Depuis octobre 2023, face aux violences et exactions commis par les militaires maliens (FAMAS) et les mercenaires russes de Wagner, mais aussi par le Groupe de soutien à l’islam et aux musulmans (GSMI) des dizaines de milliers de Maliens fuient leur pays pour se réfugier en Mauritanie. Ils seraient 350 000 actuellement, dont 120 000 dans le camp de réfugiés de Mbera, situé au sud-est du pays, près de la frontière malienne.
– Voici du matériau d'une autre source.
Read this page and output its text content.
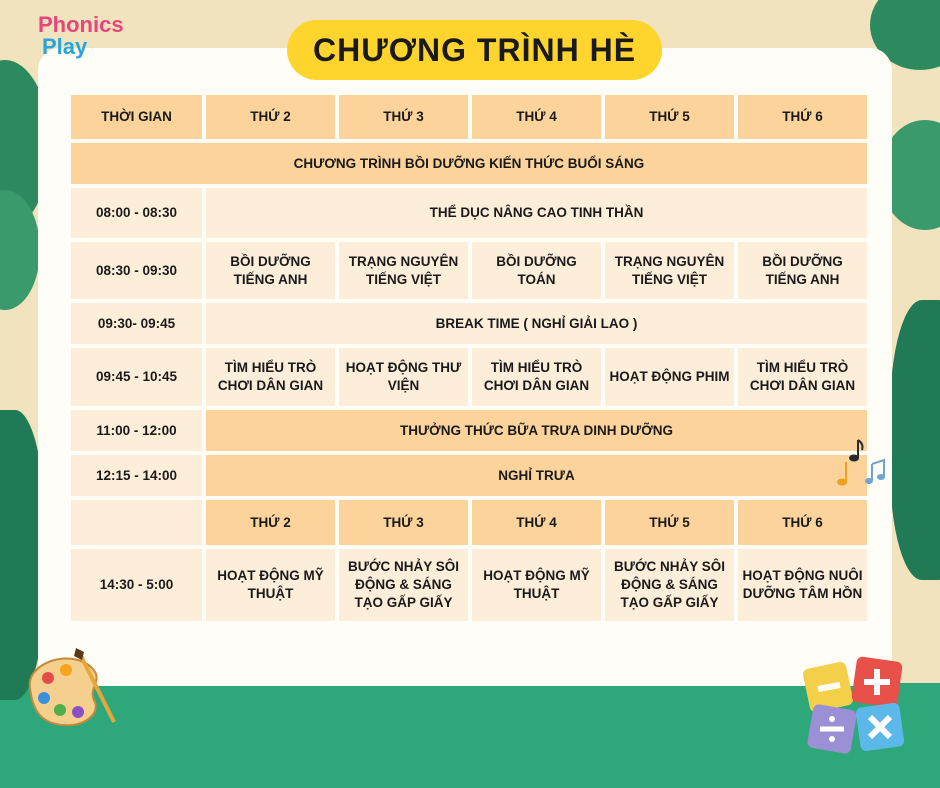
Phonics
Play	CHƯƠNG TRÌNH HÈ
THỜI GIAN	THỨ 2	THỨ 3	THỨ 4	THỨ 5	THỨ 6
CHƯƠNG TRÌNH BỒI DƯỠNG KIẾN THỨC BUỔI SÁNG					
08:00 - 08:30	THỂ DỤC NÂNG CAO TINH THẦN				
08:30 - 09:30	BỒI DƯỠNG TIẾNG ANH	TRẠNG NGUYÊN TIẾNG VIỆT	BỒI DƯỠNG TOÁN	TRẠNG NGUYÊN TIẾNG VIỆT	BỒI DƯỠNG TIẾNG ANH
09:30- 09:45	BREAK TIME ( NGHỈ GIẢI LAO )				
09:45 - 10:45	TÌM HIỂU TRÒ CHƠI DÂN GIAN	HOẠT ĐỘNG THƯ VIỆN	TÌM HIỂU TRÒ CHƠI DÂN GIAN	HOẠT ĐỘNG PHIM	TÌM HIỂU TRÒ CHƠI DÂN GIAN
11:00 - 12:00	THƯỞNG THỨC BỮA TRƯA DINH DƯỠNG				
12:15 - 14:00	NGHỈ TRƯA				
	THỨ 2	THỨ 3	THỨ 4	THỨ 5	THỨ 6
14:30 - 5:00	HOẠT ĐỘNG MỸ THUẬT	BƯỚC NHẢY SÔI ĐỘNG & SÁNG TẠO GẤP GIẤY	HOẠT ĐỘNG MỸ THUẬT	BƯỚC NHẢY SÔI ĐỘNG & SÁNG TẠO GẤP GIẤY	HOẠT ĐỘNG NUÔI DƯỠNG TÂM HỒN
Le haut cadre d’une ONG que nous avons rencontré discrètement à Nouakchott considère que pour la première fois en Afrique « une émanation d’Al-Qaïda s’apprête à s’emparer du pouvoir dans les frontières d’un État reconnu », comme l’a écrit le 22 mai dernier sur Mondafrique, Abdel Nasser Ould Ethmane Elyessa, consultant en enjeux civils du contre-terrorisme (1) Or ce connaisseur de l’Afrique avec lequel nous avons en un entretien parcourt le Sahel depuis de très nombreuses années. Mais pour des raisons de sécurité, pour lui et sa famille, comme pour ses collaborateurs au Mali, au Burkina Faso, au Niger, il se voit contraint de conserver l’anonymat.
Ian Hamel, envoyé spécial en Mauritanie
Mondafrique La situation ne cesse de se dégrader au Mali. L’armée, soutenue par des mercenaires russes, sans autre forme de procès, exécutent des civils dans les régions suspectées de complaisance avec les groupes armés. Quant au Groupe de soutien à l’islam et aux musulmans (GSIM), il augmenterait ses activités de façon exponentielle, et tenterait, selon certaines sources, de pénétrer en Mauritanie et au Sénégal.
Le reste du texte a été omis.